Regarding file management, stringent rules apply to all devices, regardless of operating system or mobility. Norday-related files are not permitted to be stored locally on computers. Sharing Norday-related files with external Google accounts is prohibited unless a substantiated reason is provided. The use of removable storage for Norday files is restricted to very exceptional situations, such as for backup disks. These rules remain in effect even when employees are working remotely, ensuring a consistent digital work environment.

Norday employees are also required to lock their computers when stepping away from their workplaces. This policy extends to shared and personal mobile devices. Customer or third-party use of Norday computers is not permitted without direct employee supervision. Mobile equipment, including laptops and mobile phones, must not be left unattended in public areas or vehicles. It is important to note that loaned mobile equipment is not insured for damage or theft, and costs may be incurred for repair or replacement if damage or theft is culpable. Furthermore, linking business Google accounts on smartphones is encouraged, but minimum access security must be ensured, particularly for business email and calendar use.

Security and Privacy Incident Management
Norday has established clear protocols for the reporting and management of security and privacy incidents, including data breaches. A dedicated hotline (security@handpickedagencies.com) is in place for employees to report any observed data breach or information security incident as soon as possible.
Security and privacy incidents are broadly defined and include, but are not limited to, the following examples:

  • Loss or theft of equipment, such as laptops, mobile phones, or access keys.
  • Loss or theft of data pertaining to customers, partners, or Norday itself.
  • Unauthorized access to Norday’s offices, equipment, or Office365 environment.
  • Malware infections affecting internal or external systems.
  • The accidental sending of an email with an attachment to unintended recipients.

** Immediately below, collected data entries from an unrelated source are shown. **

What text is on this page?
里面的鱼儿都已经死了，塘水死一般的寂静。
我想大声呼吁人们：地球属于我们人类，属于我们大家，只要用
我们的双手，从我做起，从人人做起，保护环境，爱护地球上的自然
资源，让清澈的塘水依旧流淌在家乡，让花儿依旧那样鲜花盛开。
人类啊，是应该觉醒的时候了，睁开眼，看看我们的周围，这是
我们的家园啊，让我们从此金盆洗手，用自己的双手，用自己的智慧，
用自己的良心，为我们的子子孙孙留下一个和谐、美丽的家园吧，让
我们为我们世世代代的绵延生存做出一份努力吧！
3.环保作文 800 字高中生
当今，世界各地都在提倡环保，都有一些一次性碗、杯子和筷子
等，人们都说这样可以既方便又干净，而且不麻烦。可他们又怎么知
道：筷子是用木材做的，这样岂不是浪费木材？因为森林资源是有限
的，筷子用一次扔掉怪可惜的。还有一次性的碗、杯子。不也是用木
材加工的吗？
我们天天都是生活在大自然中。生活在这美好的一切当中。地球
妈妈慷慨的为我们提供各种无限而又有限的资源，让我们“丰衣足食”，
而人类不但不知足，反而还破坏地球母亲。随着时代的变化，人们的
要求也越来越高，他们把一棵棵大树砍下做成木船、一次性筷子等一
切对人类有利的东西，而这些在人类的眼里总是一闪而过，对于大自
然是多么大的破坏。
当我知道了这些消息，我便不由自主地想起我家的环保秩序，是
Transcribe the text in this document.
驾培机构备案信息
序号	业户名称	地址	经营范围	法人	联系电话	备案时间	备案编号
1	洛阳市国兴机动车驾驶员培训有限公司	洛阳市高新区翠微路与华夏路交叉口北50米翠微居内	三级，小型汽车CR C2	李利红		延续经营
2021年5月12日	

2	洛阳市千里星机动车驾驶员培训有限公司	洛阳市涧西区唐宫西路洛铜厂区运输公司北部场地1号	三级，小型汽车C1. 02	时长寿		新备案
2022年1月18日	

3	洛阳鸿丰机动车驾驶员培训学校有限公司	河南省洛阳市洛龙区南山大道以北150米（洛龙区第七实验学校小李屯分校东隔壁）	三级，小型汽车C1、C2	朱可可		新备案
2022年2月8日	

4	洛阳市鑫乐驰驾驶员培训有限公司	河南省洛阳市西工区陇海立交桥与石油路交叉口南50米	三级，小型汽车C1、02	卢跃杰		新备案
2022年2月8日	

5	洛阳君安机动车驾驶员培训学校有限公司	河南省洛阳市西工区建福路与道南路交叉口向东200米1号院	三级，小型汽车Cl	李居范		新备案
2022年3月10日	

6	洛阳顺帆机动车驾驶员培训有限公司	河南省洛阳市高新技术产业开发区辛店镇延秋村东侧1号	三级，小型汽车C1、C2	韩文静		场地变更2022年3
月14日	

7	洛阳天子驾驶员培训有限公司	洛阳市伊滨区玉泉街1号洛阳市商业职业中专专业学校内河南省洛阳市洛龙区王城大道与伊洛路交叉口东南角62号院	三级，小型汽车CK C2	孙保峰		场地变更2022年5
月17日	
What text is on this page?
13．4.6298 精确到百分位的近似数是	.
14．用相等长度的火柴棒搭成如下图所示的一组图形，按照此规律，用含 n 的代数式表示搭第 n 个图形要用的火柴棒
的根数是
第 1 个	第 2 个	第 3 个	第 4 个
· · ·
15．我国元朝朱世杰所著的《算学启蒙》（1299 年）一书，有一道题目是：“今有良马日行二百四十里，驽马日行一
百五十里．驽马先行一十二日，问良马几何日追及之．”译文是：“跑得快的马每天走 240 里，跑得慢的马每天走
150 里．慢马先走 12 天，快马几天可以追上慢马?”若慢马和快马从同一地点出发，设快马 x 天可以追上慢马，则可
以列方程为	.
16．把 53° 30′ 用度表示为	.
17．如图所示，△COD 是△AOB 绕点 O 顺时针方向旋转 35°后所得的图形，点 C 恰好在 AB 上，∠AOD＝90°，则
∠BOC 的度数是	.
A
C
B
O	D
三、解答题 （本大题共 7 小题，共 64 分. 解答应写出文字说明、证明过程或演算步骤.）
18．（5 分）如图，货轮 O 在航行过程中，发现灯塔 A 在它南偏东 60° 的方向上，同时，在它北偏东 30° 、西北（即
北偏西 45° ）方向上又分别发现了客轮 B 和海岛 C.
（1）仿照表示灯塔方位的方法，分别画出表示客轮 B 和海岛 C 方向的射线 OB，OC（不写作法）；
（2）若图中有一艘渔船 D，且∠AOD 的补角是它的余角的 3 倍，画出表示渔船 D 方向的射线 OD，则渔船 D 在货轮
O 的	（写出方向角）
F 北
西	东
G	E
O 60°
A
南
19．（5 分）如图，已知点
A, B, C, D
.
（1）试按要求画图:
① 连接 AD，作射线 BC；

Employees are expected to maintain vigilance regarding all threats related to security and information security. This encompasses potential disruptions to business processes or any issues that could negatively impact the availability, integrity, or confidentiality of data within Norday’s business processes or its products. Discovered or suspected threats are required to be reported, with an emphasis on over-reporting rather than under-reporting. An internal reporting form for security incidents is available for this purpose.

Physical Security Protocols
To further enhance overall security, Norday implements strict physical security measures concerning external parties accessing its premises. Delivery drivers and caterers are not permitted to move unsupervised within the premises. Deliveries are to be made to the Office Manager when present, or directly at the front door under the supervision of a Norday colleague. For deliveries outside office hours, orders are received at the front door without the supplier entering the building, provided a colleague is still present.

Conclusion
Norday’s comprehensive data policy is designed to protect all data assets, maintain the trust of its customers and partners, and comply with relevant industry standards. These measures, encompassing employee conduct, technical safeguards, incident response, and physical security, underscore Norday’s unwavering commitment to data integrity, confidentiality, and availability.